Frequently asked questions
- What is a covered call on QDVO?
- A covered call on QDVO is the covered call strategy applied to QDVO (etf). The strategy is structurally neutral to slightly bullish: A covered call pairs long stock with a short out-of-the-money call, collecting premium and capping upside above the short strike in exchange for income. With QDVO etf trading near $30.67, the strikes shown on this page are snapped to the nearest listed QDVO chain strike and the premiums come straight from the end-of-day bid/ask midpoint.
- How are QDVO covered call max profit and max loss calculated?
- Max profit equals short-strike minus cost basis plus premium times 100; max loss is cost basis minus premium (at zero). Breakeven is cost basis minus premium. For the QDVO covered call priced from the end-of-day chain at a 30-day expiry (ATM IV 35.30%), the computed maximum profit is $260.00 per contract and the computed maximum loss is -$2,939.00 per contract.

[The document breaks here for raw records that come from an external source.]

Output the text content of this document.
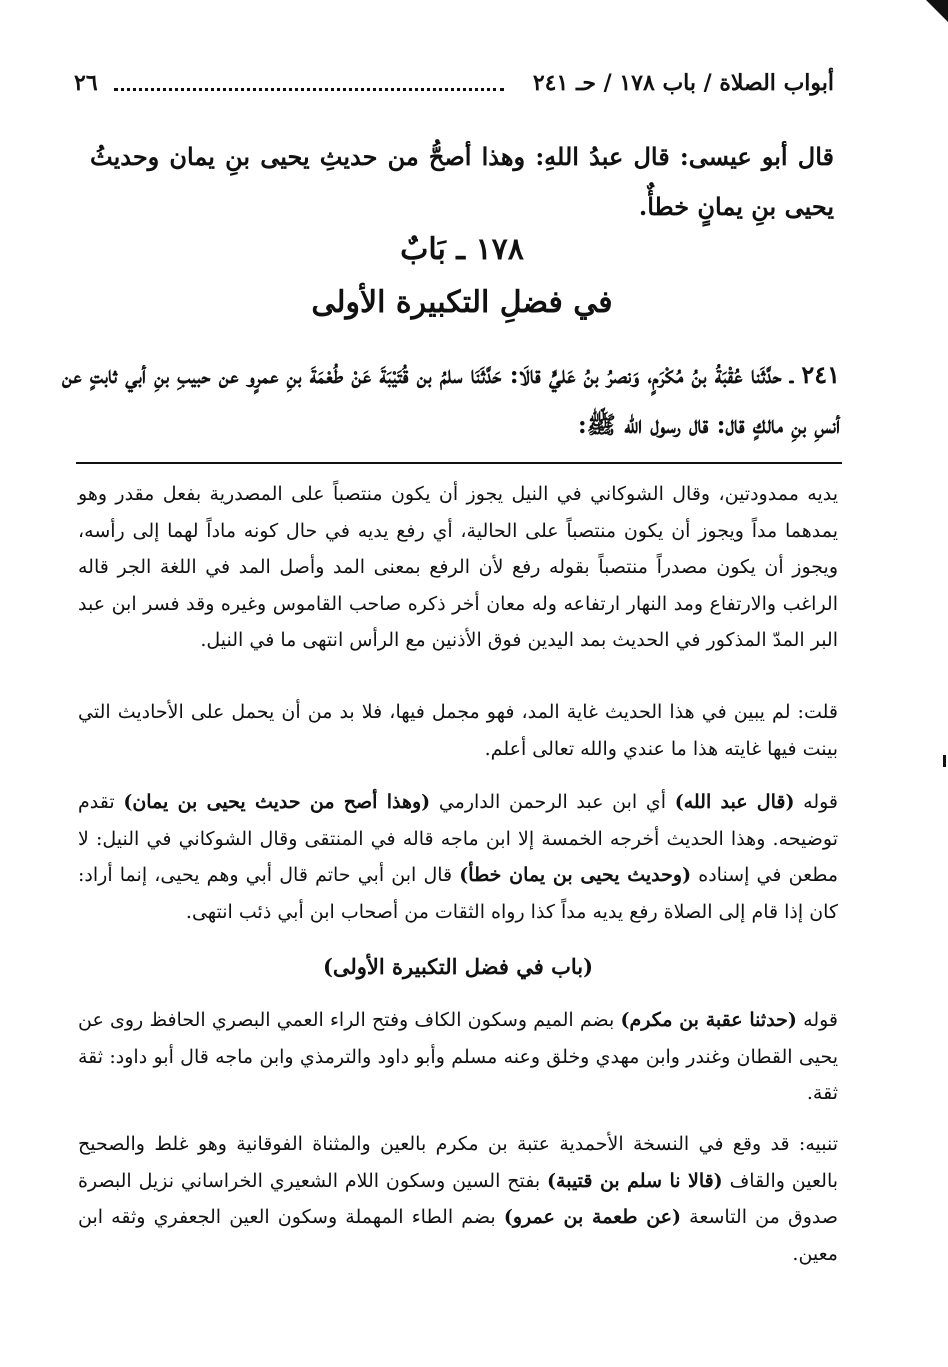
أبواب الصلاة / باب ١٧٨ / حـ ٢٤١
٢٦
قال أبو عيسى: قال عبدُ اللهِ: وهذا أصحُّ من حديثِ يحيى بنِ يمان وحديثُ يحيى بنِ يمانٍ خطأٌ.
١٧٨ ـ بَابٌ
في فضلِ التكبيرة الأولى
٢٤١ ـ حدَّثَنا عُقْبَةُ بنُ مُكْرَمٍ، وَنصرُ بنُ عَليٍّ قالَا: حَدَّثَنَا سلمُ بن قُتَيْبَةَ عَنْ طُعْمَةَ بنِ عمرٍو عن حبيبِ بنِ أبي ثابتٍ عن أنسِ بنِ مالكٍ قال: قال رسول الله ﷺ:
يديه ممدودتين، وقال الشوكاني في النيل يجوز أن يكون منتصباً على المصدرية بفعل مقدر وهو يمدهما مداً ويجوز أن يكون منتصباً على الحالية، أي رفع يديه في حال كونه ماداً لهما إلى رأسه، ويجوز أن يكون مصدراً منتصباً بقوله رفع لأن الرفع بمعنى المد وأصل المد في اللغة الجر قاله الراغب والارتفاع ومد النهار ارتفاعه وله معان أخر ذكره صاحب القاموس وغيره وقد فسر ابن عبد البر المدّ المذكور في الحديث بمد اليدين فوق الأذنين مع الرأس انتهى ما في النيل.
قلت: لم يبين في هذا الحديث غاية المد، فهو مجمل فيها، فلا بد من أن يحمل على الأحاديث التي بينت فيها غايته هذا ما عندي والله تعالى أعلم.
قوله (قال عبد الله) أي ابن عبد الرحمن الدارمي (وهذا أصح من حديث يحيى بن يمان) تقدم توضيحه. وهذا الحديث أخرجه الخمسة إلا ابن ماجه قاله في المنتقى وقال الشوكاني في النيل: لا مطعن في إسناده (وحديث يحيى بن يمان خطأ) قال ابن أبي حاتم قال أبي وهم يحيى، إنما أراد: كان إذا قام إلى الصلاة رفع يديه مداً كذا رواه الثقات من أصحاب ابن أبي ذئب انتهى.
(باب في فضل التكبيرة الأولى)
قوله (حدثنا عقبة بن مكرم) بضم الميم وسكون الكاف وفتح الراء العمي البصري الحافظ روى عن يحيى القطان وغندر وابن مهدي وخلق وعنه مسلم وأبو داود والترمذي وابن ماجه قال أبو داود: ثقة ثقة.
تنبيه: قد وقع في النسخة الأحمدية عتبة بن مكرم بالعين والمثناة الفوقانية وهو غلط والصحيح بالعين والقاف (قالا نا سلم بن قتيبة) بفتح السين وسكون اللام الشعيري الخراساني نزيل البصرة صدوق من التاسعة (عن طعمة بن عمرو) بضم الطاء المهملة وسكون العين الجعفري وثقه ابن معين.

Live intraday quotes will differ as the chain moves through the trading session.
- What is the breakeven for a QDVO covered call?
- The breakeven for the QDVO covered call priced on this page is roughly $29.40 at expiration, derived from end-of-day chain premiums. Breakeven is the underlying price at which the strategy's P&L crosses zero ignoring transaction costs and assignment risk. The current QDVO market-implied 1-standard-deviation expected move is approximately 10.12%; if the move sits well outside the breakeven distance, the structure's risk-reward becomes correspondingly tighter.
- When should you consider a covered call on QDVO?
- Covered calls on QDVO are an income strategy run on existing QDVO etf positions; traders typically sell calls at 25-35 delta with 30-45 days to expiration to balance premium against upside cap.
- How does current QDVO implied volatility affect this covered call?
- QDVO ATM IV is at 35.30% with IV rank near 6.39%, which is on the low end of its 1-year range. Premium-buying structures (long call, long put, debit spreads) are relatively cheap in this regime; premium-selling structures collect less credit per unit risk.